UK house prices rose by 1.6% in August, according to Halifax?s most recent price index. But although this figure is consistent with stabilisation in housing prices over the past 3 months, it does not correspond with other housing market reports, which are reporting that prices are falling. The Royal Institute of Chartered Surveyors (RICS) for example has reported twelve months of falling asking and agreed sales prices.

Martin Ellis, Chief Economist for the Halifax says: ?This pick up in monthly house price inflation is consistent with the continuing upward trend in market activity in recent months and the previous pattern of house price movements when the Bank of England begins to reduce interest rates.?

Independent market analysts, however, point out that transaction based house price indices, such as that of the Halifax, need to be interpreted correctly as they only measure the price of property changing hands, and are driven by the most buoyant areas of the market: in this case the top end. Thus Halifax’s latest figures constitute very good news for the country house market, which has remained healthy so far this year.

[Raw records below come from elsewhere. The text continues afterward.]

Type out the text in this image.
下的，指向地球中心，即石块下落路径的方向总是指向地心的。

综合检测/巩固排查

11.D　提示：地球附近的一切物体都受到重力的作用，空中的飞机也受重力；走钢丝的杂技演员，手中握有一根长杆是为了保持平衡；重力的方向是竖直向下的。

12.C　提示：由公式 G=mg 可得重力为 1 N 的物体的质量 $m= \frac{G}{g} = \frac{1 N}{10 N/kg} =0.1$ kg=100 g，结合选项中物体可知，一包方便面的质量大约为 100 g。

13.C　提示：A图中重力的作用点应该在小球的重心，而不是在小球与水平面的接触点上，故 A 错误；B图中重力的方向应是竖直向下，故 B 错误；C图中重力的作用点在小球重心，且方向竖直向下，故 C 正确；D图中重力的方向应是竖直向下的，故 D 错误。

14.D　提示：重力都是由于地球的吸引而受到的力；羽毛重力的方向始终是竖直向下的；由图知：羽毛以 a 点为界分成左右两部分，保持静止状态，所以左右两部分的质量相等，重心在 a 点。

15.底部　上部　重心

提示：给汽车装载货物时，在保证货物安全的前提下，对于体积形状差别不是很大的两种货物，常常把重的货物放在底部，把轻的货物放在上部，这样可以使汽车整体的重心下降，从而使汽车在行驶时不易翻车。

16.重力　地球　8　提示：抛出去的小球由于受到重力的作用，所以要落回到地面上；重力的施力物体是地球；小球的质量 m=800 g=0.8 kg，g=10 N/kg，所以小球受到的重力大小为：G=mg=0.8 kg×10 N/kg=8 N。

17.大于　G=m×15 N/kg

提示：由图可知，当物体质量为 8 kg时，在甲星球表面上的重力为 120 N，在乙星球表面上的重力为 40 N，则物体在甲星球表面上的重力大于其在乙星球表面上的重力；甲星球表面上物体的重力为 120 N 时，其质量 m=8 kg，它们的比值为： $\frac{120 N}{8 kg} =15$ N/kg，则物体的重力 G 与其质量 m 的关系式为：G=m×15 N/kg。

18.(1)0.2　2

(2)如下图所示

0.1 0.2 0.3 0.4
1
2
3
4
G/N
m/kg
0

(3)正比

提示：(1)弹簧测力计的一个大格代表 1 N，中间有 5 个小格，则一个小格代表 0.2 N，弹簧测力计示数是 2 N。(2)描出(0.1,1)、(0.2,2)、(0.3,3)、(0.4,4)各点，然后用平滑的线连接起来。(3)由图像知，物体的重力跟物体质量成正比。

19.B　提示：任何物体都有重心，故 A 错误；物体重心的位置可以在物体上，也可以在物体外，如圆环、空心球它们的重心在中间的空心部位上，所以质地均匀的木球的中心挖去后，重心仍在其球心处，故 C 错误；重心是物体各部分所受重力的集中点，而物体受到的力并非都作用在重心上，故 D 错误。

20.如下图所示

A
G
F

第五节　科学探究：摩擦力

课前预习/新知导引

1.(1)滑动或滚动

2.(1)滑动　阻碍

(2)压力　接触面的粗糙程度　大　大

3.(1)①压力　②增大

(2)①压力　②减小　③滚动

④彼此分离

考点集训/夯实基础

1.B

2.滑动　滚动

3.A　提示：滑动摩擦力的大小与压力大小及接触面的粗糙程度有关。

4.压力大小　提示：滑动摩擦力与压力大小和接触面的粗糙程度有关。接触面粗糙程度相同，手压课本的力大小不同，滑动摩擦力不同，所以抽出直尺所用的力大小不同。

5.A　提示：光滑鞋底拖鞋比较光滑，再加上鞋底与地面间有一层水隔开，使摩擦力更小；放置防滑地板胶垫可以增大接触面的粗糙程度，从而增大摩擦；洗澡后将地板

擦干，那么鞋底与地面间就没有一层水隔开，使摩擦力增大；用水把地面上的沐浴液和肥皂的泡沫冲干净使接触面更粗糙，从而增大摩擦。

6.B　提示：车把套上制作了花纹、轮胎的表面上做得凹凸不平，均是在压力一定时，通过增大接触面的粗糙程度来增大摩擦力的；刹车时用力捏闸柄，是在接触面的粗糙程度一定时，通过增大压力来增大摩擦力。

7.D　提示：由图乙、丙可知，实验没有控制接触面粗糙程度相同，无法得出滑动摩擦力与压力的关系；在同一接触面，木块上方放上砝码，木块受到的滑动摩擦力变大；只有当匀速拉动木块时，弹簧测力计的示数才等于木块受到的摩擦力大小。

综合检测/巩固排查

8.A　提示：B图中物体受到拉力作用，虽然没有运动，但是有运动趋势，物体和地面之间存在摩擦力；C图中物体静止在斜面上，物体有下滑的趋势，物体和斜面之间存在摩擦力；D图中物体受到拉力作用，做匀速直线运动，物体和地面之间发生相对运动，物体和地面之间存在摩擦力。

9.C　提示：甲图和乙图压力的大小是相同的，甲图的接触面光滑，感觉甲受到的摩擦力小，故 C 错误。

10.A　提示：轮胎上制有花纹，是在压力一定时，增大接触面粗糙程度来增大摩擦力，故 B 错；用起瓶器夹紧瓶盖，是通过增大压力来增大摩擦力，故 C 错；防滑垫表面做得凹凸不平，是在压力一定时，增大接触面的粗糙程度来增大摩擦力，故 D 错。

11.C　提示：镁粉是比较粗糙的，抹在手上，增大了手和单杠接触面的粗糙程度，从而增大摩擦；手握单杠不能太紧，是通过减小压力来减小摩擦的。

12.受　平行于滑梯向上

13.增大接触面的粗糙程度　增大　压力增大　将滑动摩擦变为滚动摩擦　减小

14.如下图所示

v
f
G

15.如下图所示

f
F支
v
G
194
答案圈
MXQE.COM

These surveys support anecdotal evidence suggests that demand for ‘the best’ property remains reasonably strong, despite the generally depressed level of housing market activity.

Even more positive to house sellers is the fact that both transaction and survey based house price indices are showing evidence of rising buyer interest.

Sensible pricing is allowing vendors to take full advantage of the rise in buyer interest noted last month. John Denney, Country House Director of Hampton’s International says: ‘Traditionally August is a quiet and flat month, however this month viewing figures have increased considerably (up 25%), together with a 63% increase in offers and 21% more sales agreed – including a lot of our older stock, as sellers became more aware of the market conditions’.